This fact did not dissuade Jesus from preaching forgiveness. Why not? Because, as Dan points out, “Jesus speaks about forgiveness as being freed from something, not being forced to do something.”

And this makes for a good punchline. The New Testament word that we translate as “forgive” (aphiemi) or “forgiveness” (aphesis) does literally mean to loose, let go, or release. And here is where Jesus’ historic sermon makes clear the freedom found in forgiveness. When we forgive… when we loose, let go, or release our enemy from the chains of judgment, resentment, and hatred, we come to recognize the profound experience of being freed ourselves. When we let someone else off the hook, we let ourselves off the hook. We are freed. We are loosed. We are released.

We all know that’s difficult and certainly not a matter of human willpower, justifying sin, or opening ourselves to further abuse. We all know forgiveness can be a painful 70×7 process, and we’re prone to get stuck.

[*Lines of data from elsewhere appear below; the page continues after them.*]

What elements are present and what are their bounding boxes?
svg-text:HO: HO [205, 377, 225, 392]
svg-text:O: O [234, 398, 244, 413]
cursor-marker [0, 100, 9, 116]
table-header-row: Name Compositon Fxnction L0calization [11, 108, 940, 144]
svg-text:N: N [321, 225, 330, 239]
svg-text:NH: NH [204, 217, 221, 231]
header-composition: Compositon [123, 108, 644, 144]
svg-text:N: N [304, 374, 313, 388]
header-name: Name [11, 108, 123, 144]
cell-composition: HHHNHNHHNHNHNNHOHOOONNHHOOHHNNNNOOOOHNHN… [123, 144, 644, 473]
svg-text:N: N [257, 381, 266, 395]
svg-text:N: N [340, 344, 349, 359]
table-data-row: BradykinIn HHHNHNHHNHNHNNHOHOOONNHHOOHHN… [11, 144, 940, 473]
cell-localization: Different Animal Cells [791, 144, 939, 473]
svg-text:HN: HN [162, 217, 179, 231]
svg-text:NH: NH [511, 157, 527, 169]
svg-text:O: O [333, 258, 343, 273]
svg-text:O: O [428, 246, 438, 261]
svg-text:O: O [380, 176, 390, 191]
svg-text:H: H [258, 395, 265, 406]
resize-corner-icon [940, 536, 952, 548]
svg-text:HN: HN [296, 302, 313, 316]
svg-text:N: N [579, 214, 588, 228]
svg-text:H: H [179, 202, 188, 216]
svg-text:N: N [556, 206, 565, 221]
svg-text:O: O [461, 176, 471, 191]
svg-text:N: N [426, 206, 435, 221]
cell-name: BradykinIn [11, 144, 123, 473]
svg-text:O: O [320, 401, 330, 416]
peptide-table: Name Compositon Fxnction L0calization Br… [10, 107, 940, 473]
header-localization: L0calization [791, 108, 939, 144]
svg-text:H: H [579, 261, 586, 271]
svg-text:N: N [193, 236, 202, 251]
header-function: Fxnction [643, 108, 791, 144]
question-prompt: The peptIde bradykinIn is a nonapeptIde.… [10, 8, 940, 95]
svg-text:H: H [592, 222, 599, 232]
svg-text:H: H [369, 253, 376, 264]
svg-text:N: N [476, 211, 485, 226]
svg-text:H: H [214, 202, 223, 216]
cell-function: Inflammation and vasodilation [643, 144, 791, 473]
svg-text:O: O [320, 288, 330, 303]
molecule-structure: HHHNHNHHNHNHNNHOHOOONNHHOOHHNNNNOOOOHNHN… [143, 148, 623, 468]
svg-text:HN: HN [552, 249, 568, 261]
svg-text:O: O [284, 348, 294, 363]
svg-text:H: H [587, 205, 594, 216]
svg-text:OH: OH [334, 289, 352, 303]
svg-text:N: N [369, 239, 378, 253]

But this is precisely where Jesus announces Good News: as we follow Jesus in the path of forgiveness, the grace of our heavenly Father will personally intervene to release you. As you pray, release me as I release those who’ve harmed me, the Father hears our prayer and looses us from our shackles, whether our chains were self-inflicted or imposed by others.

Bottom line: Jesus says to follow him is to forgive is to be freed. (Regardless of what the polls say).